Some thoughts on Industrializing Analytics


Some time back I wrote a post called “It’s time to industrialize analytics“. In an ongoing twitter conversation (I am @jamet123) I referenced it and provoked some interesting responses that seem worth addressing in more than 140 characters. The conversation was between @JAdP@deanabb, @merv, @ajbowles and myself and they are all worth following.

We spent some time discussing the analogy of furniture manufacturing as it applies to predictive analytic models. Too many models, I believe, are still produced using age-old (20+ years) hand crafted approaches with scripts, hand tuning, manual variable creation and much more. To make predictive analytics pervasive we need to industrialize this process and focus more on utility and less on craft. Finely crafted models are all well and good but the amount of economic value has to be considered. This is not to say that I believe all the art in models can or should be replaced with automation, only that this art and craft must be applied in a repeatable, manageable framework. Scripts become managed workflows, automation trawls through candidate variables, models are managed and monitored once deployed and so on.

One challenge raised with this approach is that “cookbook” models can be misapplied. This is true but not I think a function of an industrial analytic process. Quite the reverse in fact as the use of a more industrial mindset allows for more models to be built more quickly. This allows, for instance, a model for each customer segment instead of one for the whole portfolio.

There was some discussion that if one industrializes or engineers processes & practices then at some point there will be accountability issues. Again I think the reverse is true. For many current models the only record of how the model was produced is the script on the modelers PC. There’s no documentation, no repeatability, no shared or shareable assets. I believe that a modeled, managed, industrial process for analytics is fundamentally more accountable not less.

It should also be noted that many of the tools that support a more industrial mindset are able to bring the art to bear effectively also, allowing you to decide if the last little improvement in model accuracy is worth it for each model.

Finally there was some discussion of the tools available out there. I review a lot here of these on the blog including tools aimed at non-modelers like SAS Enterprise Miner Rapid Predictive Modeler, IBM SPSS Modeler Advantage, KXEN and Predixion as well as tools aimed at providing broad automation and effective “industrial” support to modelers such as KNIME, Statsoft and FICO Model Builder. Plus of course there’s a whole range of deployment options to “industrialize” the process of getting these models deployed.

All this and more will be covered in the  forthcoming report on Decision Management Systems platform technologies.
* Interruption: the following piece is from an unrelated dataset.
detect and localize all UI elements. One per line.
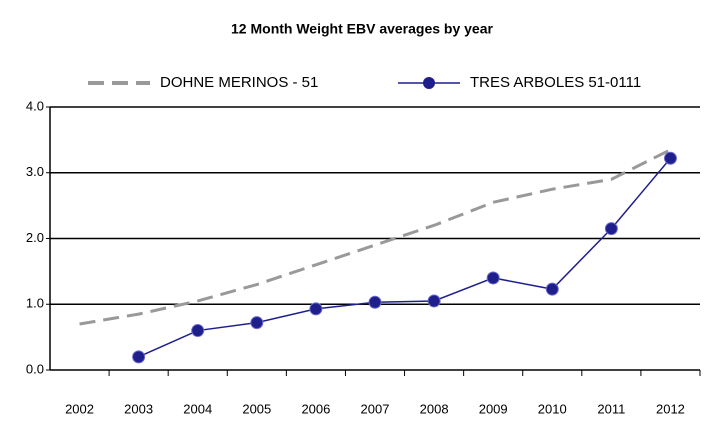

Comments on this entry are closed.

  • Jos Verwoerd February 2, 2012, 6:24 am

    James, fully agree with your assessment. There are a lot of excellent business opportunities lost because of the limited availability of models and of the tools and skills to create those models. Think of the value that could be created from data that is lying around useless in almost every company – big and small. Simple, plain, ‘average’ modeling would be a great starting point. It could add value immediately through automated decisioning and predictions. At Bigml’s we speak of ‘democratizing machine learning’, as a fascilitator for industrialized analytics. Looking forward to what all these developments will bring us.